The over-the-door hanger gives us extra space to store items that would ordinarily clutter a small cabin (sunglasses, cameras, books, recharging cords, etc.). It really holds a lot. We ended up hanging it from two coat hooks on the wall instead of on a closet door (using plastic slip cords) because I missed packing the metal over-the-door holders. It worked out better than on the door.

Photo




I always pack small items in shallow empty candy boxes, greeting card boxes, and other small boxes. After I’ve unpacked them, I separate the box lids and bottoms and put them open side up into drawers. They make excellent drawer dividers for storing things like pens, jewelry, makeup, and other things that would quickly become a mess in a drawer. At the end of our trip, I simply discard them and know that the ship will recycle the cardboard.

Pop-up net clothes hampers are a great way to store dirty clothes and fit nicely into the bottom of one of the closets. Bed, Bath, and Beyond carry them in sets of two (black and white). Since they come equipped with handles, they can also be used to carry clothes to the launderette.

Speaking of laundry, the launderette can be one of the most stressful places on the ship. It is a small, hot area, and the washers/dryers are the most sought after things on the ship. We’ve heard stories about fights breaking out in the launderette, but we haven’t come across any yet. Each deck has only three washers, three dryers, and one ironing board for hundreds of passengers. Everyone thinks that early in the morning is the best time to do laundry, so everyone is there at the same time. We’ve found the best time is when people at first seating are having dinner and the people at the second seating are getting ready. Don’t tell anyone.

Detergent pods are available for free, but since some people take them back to their cabins to do hand washing, they sometimes aren’t available. So check before loading your laundry into a washer to make sure one is available.

Another consideration when packing is storing what you’ve brought in the cabin. Our cabin on the Queen Elizabeth has three large closets (one for full-length clothes, and two divided top and bottom for shorter clothes such as folded trousers, shirts, etc.). One of the closets has three deep shelves at the top with a safe on one shelf.

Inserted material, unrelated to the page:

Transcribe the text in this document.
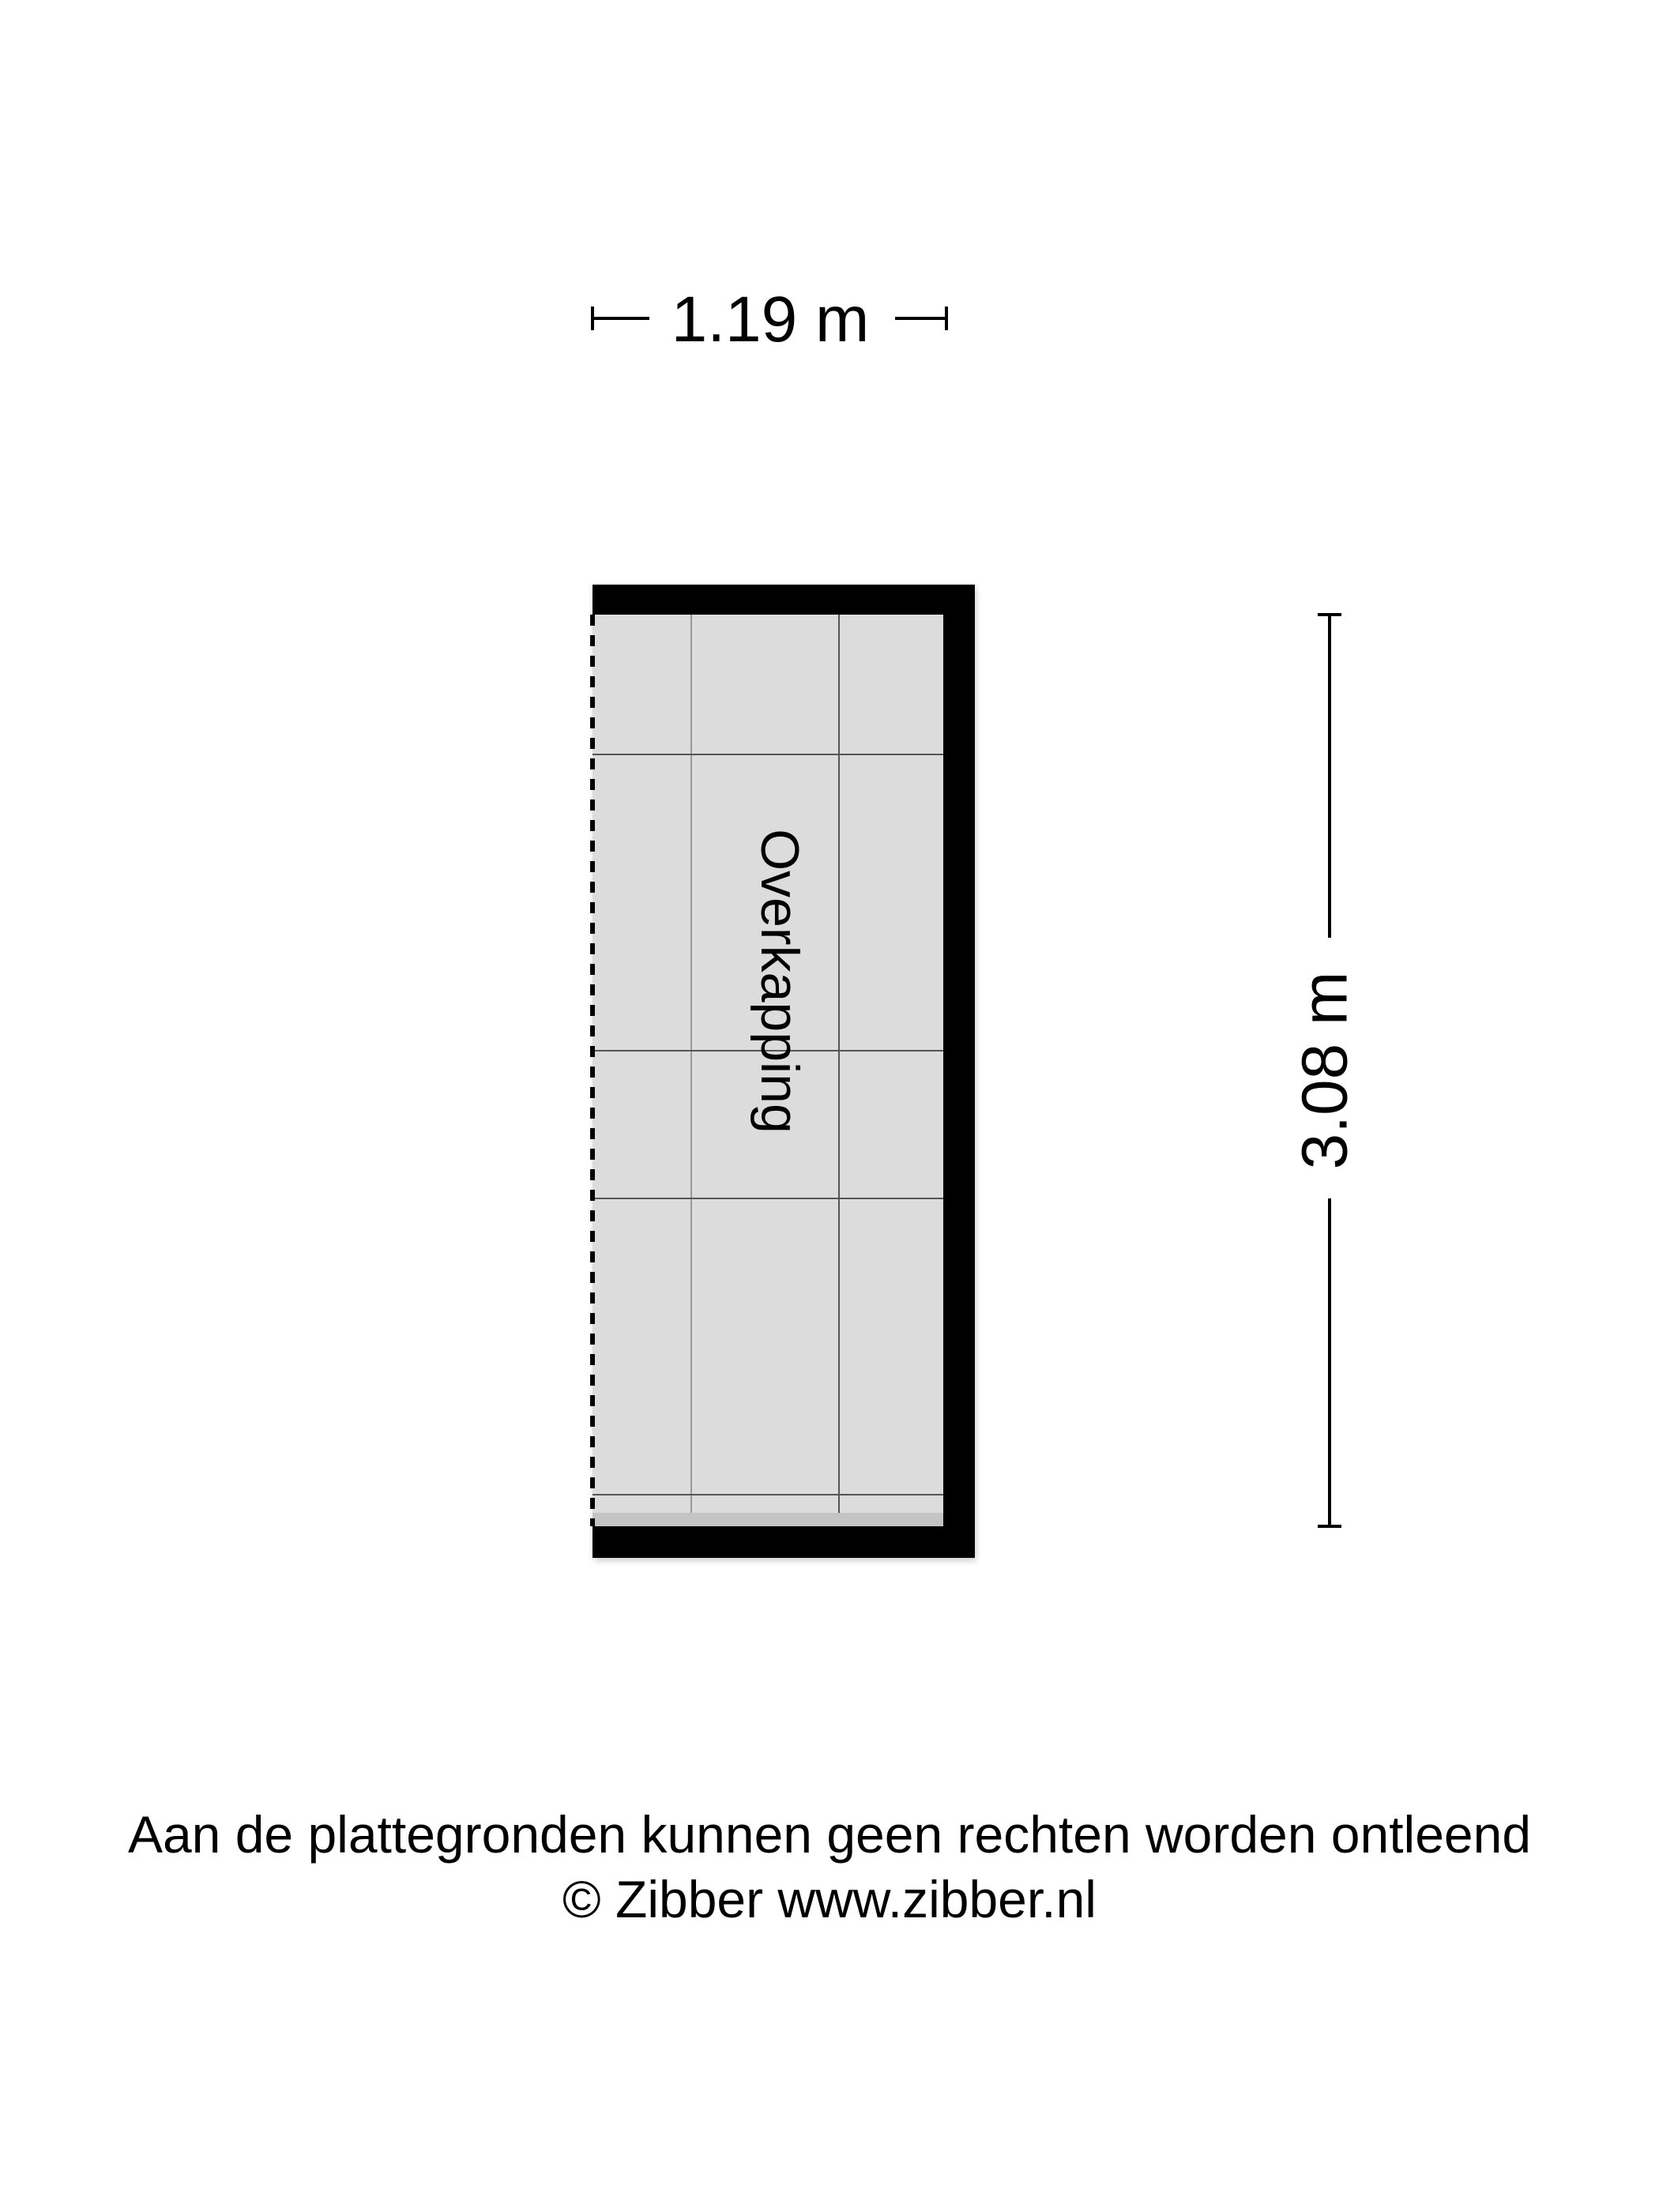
1.19 m
Overkapping	3.08 m
Aan de plattegronden kunnen geen rechten worden ontleend
© Zibber www.zibber.nl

The desk has two small drawers (one holds a hairdryer), and the two bedside cabinets have three small drawers in each, which don’t hold much more than some underwear. Two large drawers are under the bed. Suitcases fit under the bed, and if you still need extra storage space, you can store items in the cases and pull them out as needed. If you don’t need the cases, the cabin attendant will arrange to have them stored.

Storage Drawers




As for bringing bottles of alcohol onboard, there is really no need to (and why risk having one break in your luggage). You can buy bottles on board at duty free prices and enjoy a drink in your cabin if you want. In fact, Cunard occasionally sends reminders to the cabin that specials on various brands are available. Bring a corkscrew if you plan to buy wine on shore.

Make sure you bring rechargers for all electronic items you bring with you. We once did a trip without the recharger for the camera battery and spent lots of time in various ports trying to buy one.

One final word: make a list and check it twice. Even as carefully as we planned, we still forgot items. And if you are traveling with a spouse, give them a checklist and suggestions. They will tell you that they’ve packed everything and will discover later that they haven’t. It’s the same gender that won’t ask directions.